Over the last decade considerable progress has been made in determining the three-dimensional architecture of chromosomes. It is now known that they are divided into "topological" domains, i.e. into sections of DNA that come into direct contact more often than their genomic neighbors. "Until now the spatial structure has been studied in and around these domains," says Markus Schüler, postdoctoral researcher in Ana Pombo's group at the MDC and one of the first authors of the study. "However, we lacked a complete picture of how these domains interact with each other and whether such interactions are linked to gene function."
This is precisely the question addressed in the study by the researchers from the MDC. They took a detailed look at how the entire DNA is folded in the chromosomes and which regions preferentially contact each other. As a model, they investigated the development of mouse neurons from embryonic stem cells to a progenitor cell and differentiated neurons. For these three cell types, the researchers analyzed interaction maps, called Hi-C data: data that shows which regions touch each other within each chromosome.
Using this strategy, the researchers were able to put together a matrix of contacts for every chromosome in all three cell types. Their results showed that chromosomal domains are grouped in larger meta-domains. The folding of these meta-domains is not random - a crucial point. "Various regions on a chromosome come together because they have something in common," Pombo says. "Regions with similar functional properties contact each other, for example genes that are active, or that are regulated by the same mechanism."
To illustrate this, Pombo uses a thread to represent the string-like form of DNA. In her hand, she forms several loops so that the thread meets again and again at the base of the loops. "This is where regions meet that have something in common," she explains. The looping arrangement illustrates a very important finding: it provides a means by which regions that are spaced far apart on the linear DNA can come into contact with each other. "For the first time we were able to determine specific, long-range contacts between domains across whole chromosomes," Pombo says.

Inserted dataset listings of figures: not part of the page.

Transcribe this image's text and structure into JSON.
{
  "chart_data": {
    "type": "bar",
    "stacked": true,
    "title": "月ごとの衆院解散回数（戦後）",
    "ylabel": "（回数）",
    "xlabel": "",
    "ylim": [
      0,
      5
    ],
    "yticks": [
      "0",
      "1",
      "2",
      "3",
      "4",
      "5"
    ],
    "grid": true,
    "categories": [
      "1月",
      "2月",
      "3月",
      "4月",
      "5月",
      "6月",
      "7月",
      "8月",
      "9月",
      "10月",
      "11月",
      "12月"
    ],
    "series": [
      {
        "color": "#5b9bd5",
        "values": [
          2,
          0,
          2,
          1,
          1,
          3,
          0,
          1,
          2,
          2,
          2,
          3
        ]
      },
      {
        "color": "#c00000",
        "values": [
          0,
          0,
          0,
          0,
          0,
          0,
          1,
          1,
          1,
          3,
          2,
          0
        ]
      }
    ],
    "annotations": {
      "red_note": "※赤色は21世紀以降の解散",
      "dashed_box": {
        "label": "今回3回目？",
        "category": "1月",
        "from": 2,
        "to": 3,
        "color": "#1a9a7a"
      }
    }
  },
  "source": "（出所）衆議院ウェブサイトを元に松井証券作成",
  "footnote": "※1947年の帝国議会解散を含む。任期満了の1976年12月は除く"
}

The researchers represented this interaction as a tree-like hierarchy of domains that shows which region is in contact with whih others. When they compared the tree diagrams of the embryonic stem cells, neuronal progenitors and neurons they saw that during differentiation, many of the long-range contacts remain in place. However, other regions form new contacts, again based on common features. "Changes in gene activity correlate with changes in the spatial organization," Schüler says.
The scientists believe that in the future, this map of contacts might be used to help find the causes of genetic diseases. On the one hand, it could be used to localize chromosome rearrangements that play a role in conditions such as cancer. On the other, it might be possible to identify genes that are responsible for congenital diseases. This has been one result of numerous genome-wide studies carried out in recent years that have linked mutations to various diseases. However, for many of these genetic variants, the means by which they cause the particular disease has been unclear. They might, for example, change gene interactions instead of the genes themselves.
"Our maps increase the pool of targets on DNA that might be affected by a single mutation," Pombo says. The group's results make it possible to look up the other regions on the DNA with which a particular gene variant is in contact. The researchers from Berlin now want to pursue these relationships for neurological disorders such as autism and for skeletal diseases.